Estados Desunidos da América
Eleições não afastam pesadelo
Terminada que está a contagem dos votos das últimas eleições nos Estados Unidos da América, o democrata e católico Joe Biden foi o claro vencedor. Só que, pasme-se, o republicano vencido, o presidente Donald Trump, na sua empedernida casmurrice, não se deu por vencido, acusando os democratas de lhe terem roubado votos. Persistindo nesta falsidade, vai continuando a incendiar os seus fanatizados fãs, sustentando a sua suposta vitória. Com esta falta de sentido democrático, tem procurado arrastar a sua declaração de candidato vencedor. Esta situação acontece porque, quanto a nós, a democracia dos Estados Unidos, o país mais rico e poderoso do mundo, se encontrar doente com o seu corpo fraturado. Negando os resultados das eleições, o candidato republicano - impreparado, boçal, autocrático e fanfarrão, ao longo da sua administração foi espalhando a sua ideologia por alguns países do globo que o têm vindo a imitar. Contradizendo-se continuamente, inventando falsas notícias, encerrado no seu nacionalismo fechado e tacanho, não acreditando na ciência face à atual mortífera pandemia, tem-se vindo a arrastar penosamente, numa confrangedora farsa política. Por incrível que pareça, ainda conseguiu 67 milhões de votos, deixando o seu país num pesadelo e em penosa convalescença. É neste contexto, com os Estados Unidos divididos que o vencedor das eleições, o experiente e pacificador J. Biden, terá que lidar nos próximos anos, como o primeiro responsável da maior potência mundial.

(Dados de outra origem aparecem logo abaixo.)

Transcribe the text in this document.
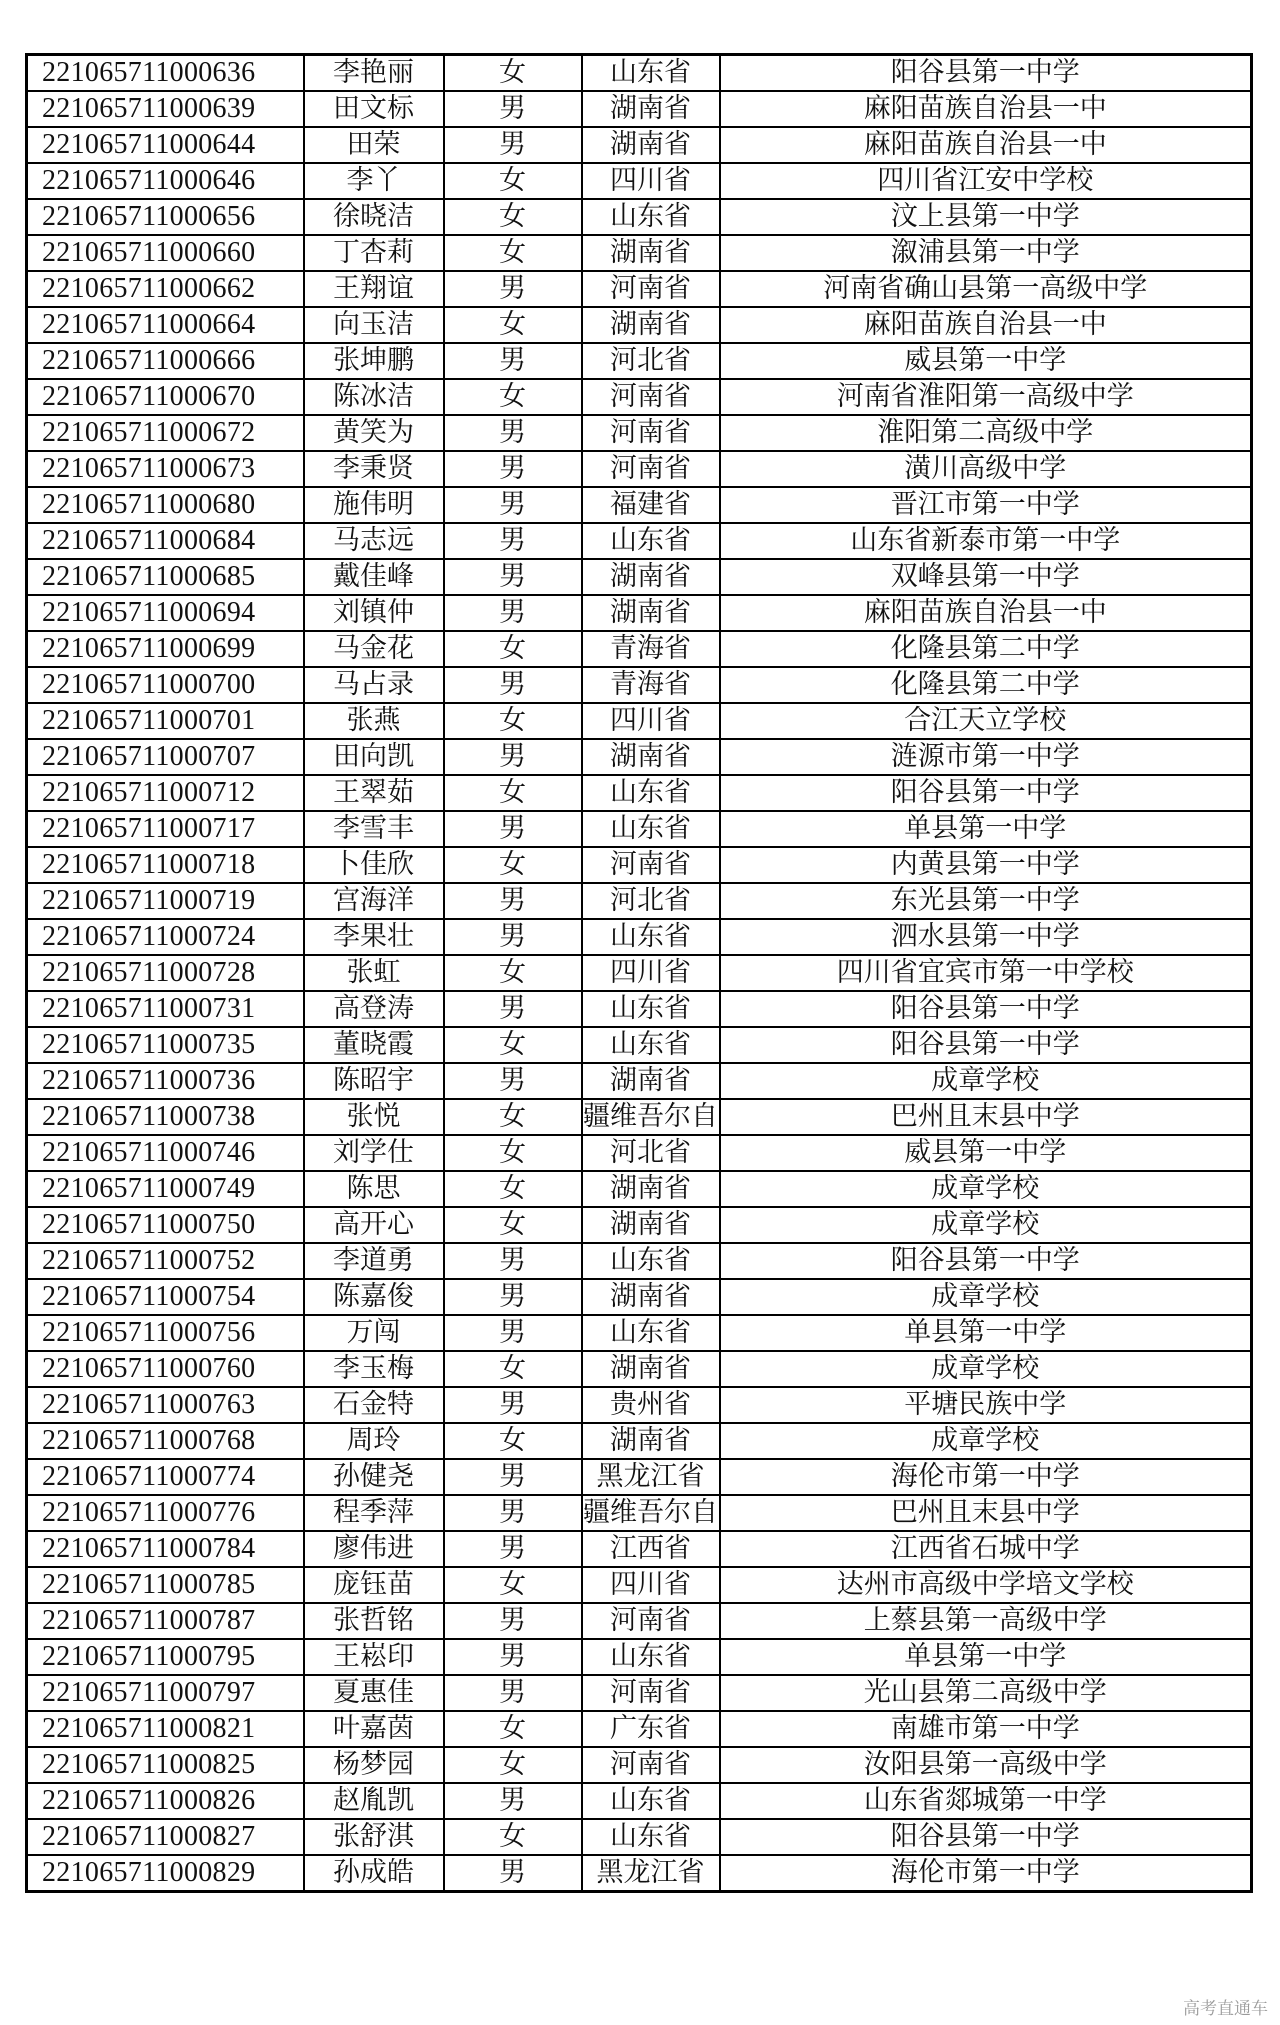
221065711000636	李艳丽	女	山东省	阳谷县第一中学
221065711000639	田文标	男	湖南省	麻阳苗族自治县一中
221065711000644	田荣	男	湖南省	麻阳苗族自治县一中
221065711000646	李丫	女	四川省	四川省江安中学校
221065711000656	徐晓洁	女	山东省	汶上县第一中学
221065711000660	丁杏莉	女	湖南省	溆浦县第一中学
221065711000662	王翔谊	男	河南省	河南省确山县第一高级中学
221065711000664	向玉洁	女	湖南省	麻阳苗族自治县一中
221065711000666	张坤鹏	男	河北省	威县第一中学
221065711000670	陈冰洁	女	河南省	河南省淮阳第一高级中学
221065711000672	黄笑为	男	河南省	淮阳第二高级中学
221065711000673	李秉贤	男	河南省	潢川高级中学
221065711000680	施伟明	男	福建省	晋江市第一中学
221065711000684	马志远	男	山东省	山东省新泰市第一中学
221065711000685	戴佳峰	男	湖南省	双峰县第一中学
221065711000694	刘镇仲	男	湖南省	麻阳苗族自治县一中
221065711000699	马金花	女	青海省	化隆县第二中学
221065711000700	马占录	男	青海省	化隆县第二中学
221065711000701	张燕	女	四川省	合江天立学校
221065711000707	田向凯	男	湖南省	涟源市第一中学
221065711000712	王翠茹	女	山东省	阳谷县第一中学
221065711000717	李雪丰	男	山东省	单县第一中学
221065711000718	卜佳欣	女	河南省	内黄县第一中学
221065711000719	宫海洋	男	河北省	东光县第一中学
221065711000724	李果壮	男	山东省	泗水县第一中学
221065711000728	张虹	女	四川省	四川省宜宾市第一中学校
221065711000731	高登涛	男	山东省	阳谷县第一中学
221065711000735	董晓霞	女	山东省	阳谷县第一中学
221065711000736	陈昭宇	男	湖南省	成章学校
221065711000738	张悦	女	疆维吾尔自	巴州且末县中学
221065711000746	刘学仕	女	河北省	威县第一中学
221065711000749	陈思	女	湖南省	成章学校
221065711000750	高开心	女	湖南省	成章学校
221065711000752	李道勇	男	山东省	阳谷县第一中学
221065711000754	陈嘉俊	男	湖南省	成章学校
221065711000756	万闯	男	山东省	单县第一中学
221065711000760	李玉梅	女	湖南省	成章学校
221065711000763	石金特	男	贵州省	平塘民族中学
221065711000768	周玲	女	湖南省	成章学校
221065711000774	孙健尧	男	黑龙江省	海伦市第一中学
221065711000776	程季萍	男	疆维吾尔自	巴州且末县中学
221065711000784	廖伟进	男	江西省	江西省石城中学
221065711000785	庞钰苗	女	四川省	达州市高级中学培文学校
221065711000787	张哲铭	男	河南省	上蔡县第一高级中学
221065711000795	王崧印	男	山东省	单县第一中学
221065711000797	夏惠佳	男	河南省	光山县第二高级中学
221065711000821	叶嘉茵	女	广东省	南雄市第一中学
221065711000825	杨梦园	女	河南省	汝阳县第一高级中学
221065711000826	赵胤凯	男	山东省	山东省郯城第一中学
221065711000827	张舒淇	女	山东省	阳谷县第一中学
221065711000829	孙成皓	男	黑龙江省	海伦市第一中学
高考直通车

Esta tarefa não lhe será fácil de desempenhar, dado que o seu país contém no seu seio vastas camadas de trabalhadores rurais desfavorecidas e muitos a viver nos subúrbios das cidades, em estado de pobreza, sem fácil acesso aos serviços de saúde. Um vasto campo de pessoas onde os populismos medram facilmente, a tolerância política e social se dilui e a democracia vegeta. Sabe-se ainda que na América existe 1% de grandes capitalistas a controlar 40% de toda a riqueza nacional. Numa sociedade tão desigual, será uma difícil e complexa tarefa para Biden, se quiser alterar esta explosiva situação e tentar resolver com determinação e muita sabedoria política, o mais rápido possível, os graves e concretos problemas com que hoje se debate uma grande parte da população do seu país.
Por outro lado, é bem possível que o derrotado Trump possa ainda querer continuar a andar por aí, ativo politicamente e na televisão, com o seu populismo demagógico, a atiçar os seus devotos, numa onda contínua de elevada emoção popular, junto dos mais pobres e iletrados americanos. Por isso, os seus tiques antidemocráticos, só poderão ser derrotados se a nova Administração da USA, conseguir responder aos principais e concretos problemas dos cidadãos, explicando-lhes, de modo transparente, as razões da sua estratégia que deve nortear-se pelo bem-comum.
Seria louvável que a atual crise da ferida democracia americana também possa servir de lição para outras democracias, ameaçadas nos últimos tempos, por uma vaga de partidos populistas e xenófobos, a alastrar em vários países.
Espera-se agora que o vitorioso J. Biden, para onde muitos olhares se viram, com a tomada de posse marcada para 20.01.2021, seja uma luz forte, para o nosso ensombrado mundo.
Mas quem é J. Biden, acabado de ser eleito? Foi Vice-Presidente na administração Obama, e politicamente, é considerado uma personalidade moderada. Teimoso nas suas convicções, muito sofrido familiarmente, prometeu unir os americanos e retomar as anteriores grandes linhas políticas e sociais, combatidas ou destruídas no último mandato, tanto na política interna como na externa.
Escolhendo para sua vice-presidente Kamala Harris, uma negra elegante e muito jovem, filha de emigrantes, já deu um claro sinal de que vai tentar virar a página da xenofobia e do racismo, na qual a América vive mergulhada.
A nível internacional, a principal tarefa da nova Administração de Biden deve consistir em encontrar um equilíbrio entre o excessivo intervencionismo e a abdicação dos assuntos mundiais, ajudando a recriar uma nova ordem internacional, dialogando com o maior número de Estados, a começar pelas grandes potências.
O facto de Biden já ter avançado que, com ele, os Estados Unidos iriam regressar ao Acordo de Paris sobre as alterações climáticas e reatar os laços com a Organização Mundial de Saúde, para fazer guerra à Covid.19 e ainda restabelecer relações com a ONU e a NATO, é encorajador. É todo um novo programa que se anuncia, embora o anterior pesadelo não esteja afastado totalmente.